Ya anochecido me despedí de mis amigos y, de camino a casa, pasé por La Central de Callao. Entré solo para ojear y hojear, sin buscar nada, ni siquiera El Principito. Estaba claro que ahí lo encontraría, pero esperaba una señal que me dijera si debía comprarlo de nuevo, después de haber regalado mi ejemplar de muchos años, o esperar.

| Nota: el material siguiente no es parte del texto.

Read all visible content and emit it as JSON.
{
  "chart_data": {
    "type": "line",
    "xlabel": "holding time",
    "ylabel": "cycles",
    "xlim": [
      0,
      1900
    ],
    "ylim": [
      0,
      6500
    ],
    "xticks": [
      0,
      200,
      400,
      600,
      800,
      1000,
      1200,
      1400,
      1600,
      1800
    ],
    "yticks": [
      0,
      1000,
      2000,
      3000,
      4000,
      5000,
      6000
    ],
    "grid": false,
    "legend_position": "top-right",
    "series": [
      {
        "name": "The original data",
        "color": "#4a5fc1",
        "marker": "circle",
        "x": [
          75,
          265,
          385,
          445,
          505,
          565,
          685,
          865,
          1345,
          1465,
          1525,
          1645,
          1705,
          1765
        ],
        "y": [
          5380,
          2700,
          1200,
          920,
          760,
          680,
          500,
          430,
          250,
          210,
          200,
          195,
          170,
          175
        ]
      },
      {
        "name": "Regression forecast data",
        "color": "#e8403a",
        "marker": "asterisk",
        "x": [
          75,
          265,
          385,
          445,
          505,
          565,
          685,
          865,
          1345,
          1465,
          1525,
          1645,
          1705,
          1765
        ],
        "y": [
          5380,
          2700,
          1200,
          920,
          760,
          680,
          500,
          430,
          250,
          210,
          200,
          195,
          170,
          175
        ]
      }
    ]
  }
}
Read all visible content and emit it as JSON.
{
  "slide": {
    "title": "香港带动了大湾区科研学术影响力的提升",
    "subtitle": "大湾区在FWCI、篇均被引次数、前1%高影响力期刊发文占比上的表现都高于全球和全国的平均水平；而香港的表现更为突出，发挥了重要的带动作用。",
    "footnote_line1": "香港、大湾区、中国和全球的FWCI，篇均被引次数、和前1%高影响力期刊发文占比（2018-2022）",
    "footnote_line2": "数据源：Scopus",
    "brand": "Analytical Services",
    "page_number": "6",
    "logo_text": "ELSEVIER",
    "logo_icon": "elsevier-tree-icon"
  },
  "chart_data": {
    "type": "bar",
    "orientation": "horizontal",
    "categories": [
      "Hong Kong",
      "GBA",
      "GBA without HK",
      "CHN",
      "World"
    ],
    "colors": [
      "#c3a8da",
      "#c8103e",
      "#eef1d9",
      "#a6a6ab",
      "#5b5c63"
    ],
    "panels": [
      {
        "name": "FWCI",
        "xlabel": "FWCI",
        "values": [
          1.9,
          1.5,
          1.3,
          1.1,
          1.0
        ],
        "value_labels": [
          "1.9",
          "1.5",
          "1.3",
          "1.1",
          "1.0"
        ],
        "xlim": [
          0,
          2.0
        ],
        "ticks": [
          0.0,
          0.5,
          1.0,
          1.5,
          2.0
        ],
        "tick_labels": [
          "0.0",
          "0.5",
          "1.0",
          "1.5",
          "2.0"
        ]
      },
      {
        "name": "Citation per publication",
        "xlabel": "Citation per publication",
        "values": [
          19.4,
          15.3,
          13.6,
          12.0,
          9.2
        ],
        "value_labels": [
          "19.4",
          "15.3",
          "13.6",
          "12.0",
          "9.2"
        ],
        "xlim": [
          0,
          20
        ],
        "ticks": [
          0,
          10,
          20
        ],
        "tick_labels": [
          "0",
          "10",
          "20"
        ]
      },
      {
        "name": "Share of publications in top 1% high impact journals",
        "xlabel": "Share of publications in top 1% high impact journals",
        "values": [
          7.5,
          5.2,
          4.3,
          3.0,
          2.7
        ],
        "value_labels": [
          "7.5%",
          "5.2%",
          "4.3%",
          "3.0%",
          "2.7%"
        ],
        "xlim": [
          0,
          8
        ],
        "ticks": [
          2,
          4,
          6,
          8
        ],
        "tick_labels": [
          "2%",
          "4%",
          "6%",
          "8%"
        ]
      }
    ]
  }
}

Tras pasar la sección de «Cómic», me planté en la de «Novedades». Ahí vi un título que me atrajo de forma fulminante: Quisiera tener la voz de Leonard Cohen para pedirte que te marcharas, de Óscar Sipán. No lo conocía, ni siquiera había oído hablar del autor.*

Lo cogí sin dudarlo. Le di la vuelta. Vi unas cuantas críticas… Pasé rápido sus hojas, tan rápido como cuando un mago mezla las cartas como si fueran un acordeón. De repente, se quedó enganchada una página. Era el primer capítulo, se titulaba «El talento de las moscas». Nada más leer las dos primeras líneas, con él en la mano, salí corriendo hacia la sección de «Narrativa Infantil». Por el camino tropecé, se me cayó el libro y fue a parar justo encima de Seda, mi Seda, de Alessandro Baricco. No lo podía creer… Sabía qué pintaba Seda y su vínculo con El Principito en mi historia. Así que, me acerqué a la primera dependienta que vi, y con un pellizco en el estómago, le dije:

-Por favor, ¿El Principito?

El libro de Sipán y El Principito ya están en casa. Seda, como siempre, continúa en mi mesilla de noche.

leonard

*Ahora, al investigar, sé que he leído algunos de los microcuentos de Óscar Sipán, pero en ese momento no lo sabía. Ha sido curioso descubrir que él es el chico de este tuit que marqué como favorito hace unos días. Grandioso.